ECLI:NL:HR:2012:BX7168
Hoge Raad
- Cassatie
- H. Beukenhorst
- M. de Vries
- P. van der Meer
- Rechtspraak.nl
Belastingheffing bij gemengd gebruik van onroerend goed door ondernemer
In deze zaak heeft de Hoge Raad op 17 juli 2012 uitspraak gedaan in een cassatieprocedure betreffende de belastingheffing voor een ondernemer die een pand heeft laten bouwen. De belanghebbende, die als ondernemer wordt aangemerkt volgens de Wet op de omzetbelasting 1968, heeft in juni 2008 een bouwkavel geleverd gekregen en daarop een woning laten bouwen. Dit pand was bedoeld voor zowel zakelijke als privédoeleinden.
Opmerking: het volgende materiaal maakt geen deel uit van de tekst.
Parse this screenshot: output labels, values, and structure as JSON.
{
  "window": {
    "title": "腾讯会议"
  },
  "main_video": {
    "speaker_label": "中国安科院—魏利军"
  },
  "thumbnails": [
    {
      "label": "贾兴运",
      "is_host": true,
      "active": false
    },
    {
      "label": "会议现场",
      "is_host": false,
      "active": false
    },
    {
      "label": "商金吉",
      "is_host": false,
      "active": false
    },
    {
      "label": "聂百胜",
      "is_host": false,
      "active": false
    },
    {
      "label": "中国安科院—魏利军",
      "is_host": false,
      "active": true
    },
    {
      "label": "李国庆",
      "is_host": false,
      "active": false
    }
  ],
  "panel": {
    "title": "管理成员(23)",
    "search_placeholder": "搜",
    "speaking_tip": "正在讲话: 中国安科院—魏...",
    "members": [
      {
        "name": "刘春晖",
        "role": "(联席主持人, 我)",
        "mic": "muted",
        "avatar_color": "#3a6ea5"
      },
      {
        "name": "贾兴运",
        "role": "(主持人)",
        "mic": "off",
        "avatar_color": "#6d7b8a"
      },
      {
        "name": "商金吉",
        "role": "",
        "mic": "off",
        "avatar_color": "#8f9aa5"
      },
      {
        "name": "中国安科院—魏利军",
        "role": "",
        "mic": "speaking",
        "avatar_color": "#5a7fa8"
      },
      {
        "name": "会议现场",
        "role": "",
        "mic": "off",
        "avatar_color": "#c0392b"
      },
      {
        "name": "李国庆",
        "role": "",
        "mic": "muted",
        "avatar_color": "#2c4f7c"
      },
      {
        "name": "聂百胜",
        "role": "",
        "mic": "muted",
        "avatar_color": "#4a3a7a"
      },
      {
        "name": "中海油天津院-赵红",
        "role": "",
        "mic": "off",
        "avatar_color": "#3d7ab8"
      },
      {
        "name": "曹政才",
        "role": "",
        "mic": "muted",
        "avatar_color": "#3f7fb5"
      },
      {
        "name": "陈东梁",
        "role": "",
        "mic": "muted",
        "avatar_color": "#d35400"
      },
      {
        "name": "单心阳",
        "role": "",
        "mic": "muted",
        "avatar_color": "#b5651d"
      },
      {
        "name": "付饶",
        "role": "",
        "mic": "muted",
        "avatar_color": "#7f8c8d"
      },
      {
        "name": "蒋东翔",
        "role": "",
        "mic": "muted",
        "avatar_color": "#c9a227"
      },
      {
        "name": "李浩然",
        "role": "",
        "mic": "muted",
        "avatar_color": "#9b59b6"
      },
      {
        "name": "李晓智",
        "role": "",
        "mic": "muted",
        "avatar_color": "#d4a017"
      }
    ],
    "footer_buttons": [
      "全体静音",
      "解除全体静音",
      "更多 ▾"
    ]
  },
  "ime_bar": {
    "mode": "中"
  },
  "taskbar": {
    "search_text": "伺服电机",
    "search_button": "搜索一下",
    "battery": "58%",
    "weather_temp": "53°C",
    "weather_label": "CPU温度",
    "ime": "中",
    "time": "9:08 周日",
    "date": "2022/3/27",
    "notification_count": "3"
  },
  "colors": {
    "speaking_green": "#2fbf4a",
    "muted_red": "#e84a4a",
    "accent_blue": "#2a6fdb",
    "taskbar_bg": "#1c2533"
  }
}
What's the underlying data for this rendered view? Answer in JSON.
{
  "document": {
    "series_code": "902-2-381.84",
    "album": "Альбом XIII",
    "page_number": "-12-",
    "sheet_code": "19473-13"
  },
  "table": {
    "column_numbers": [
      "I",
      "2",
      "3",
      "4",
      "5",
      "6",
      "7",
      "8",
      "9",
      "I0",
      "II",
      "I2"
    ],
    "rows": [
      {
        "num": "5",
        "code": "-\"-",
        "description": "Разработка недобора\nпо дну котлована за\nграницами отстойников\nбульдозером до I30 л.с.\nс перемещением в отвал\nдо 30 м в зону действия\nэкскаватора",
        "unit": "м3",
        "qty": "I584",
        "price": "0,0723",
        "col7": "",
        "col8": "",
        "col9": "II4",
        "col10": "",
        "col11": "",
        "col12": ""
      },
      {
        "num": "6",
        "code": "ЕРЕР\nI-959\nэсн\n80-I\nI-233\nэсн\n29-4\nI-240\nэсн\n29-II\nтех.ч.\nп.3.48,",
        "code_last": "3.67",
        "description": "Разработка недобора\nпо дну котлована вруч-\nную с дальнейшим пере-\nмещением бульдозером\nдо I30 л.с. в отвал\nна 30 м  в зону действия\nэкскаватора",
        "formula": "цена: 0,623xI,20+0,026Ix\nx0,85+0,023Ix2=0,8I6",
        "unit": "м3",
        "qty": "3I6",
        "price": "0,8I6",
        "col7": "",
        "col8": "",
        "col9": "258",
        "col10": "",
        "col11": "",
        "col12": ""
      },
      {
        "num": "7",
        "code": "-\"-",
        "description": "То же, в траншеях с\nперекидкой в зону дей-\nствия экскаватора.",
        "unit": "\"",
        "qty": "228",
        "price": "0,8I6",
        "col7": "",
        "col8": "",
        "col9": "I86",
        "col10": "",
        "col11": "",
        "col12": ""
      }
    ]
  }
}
De belanghebbende heeft het pand volledig als ondernemingsvermogen geclassificeerd. Op 3 augustus 2009 is het pand in gebruik genomen. Het is vastgesteld dat het pand voor 17,5% zakelijk en voor 82,5% privé wordt gebruikt. Dit privégebruik wordt aangemerkt als een belastbare dienst volgens artikel 4, lid 2, onderdeel a, van de Wet op de omzetbelasting 1968. De maatstaf van heffing voor dit privégebruik is vastgesteld op 10% van de kosten die zijn gemaakt voor de vervaardiging van het pand, zoals geregeld in artikel 5a van de Uitvoeringsbeschikking omzetbelasting 1968. De Hoge Raad heeft in deze uitspraak de relevante juridische kaders en de toepassing daarvan op de specifieke situatie van de belanghebbende besproken, waarbij de verhouding tussen zakelijk en privégebruik van onroerend goed centraal stond. De uitspraak biedt belangrijke inzichten in de belastingheffing voor ondernemers die onroerend goed voor gemengde doeleinden gebruiken.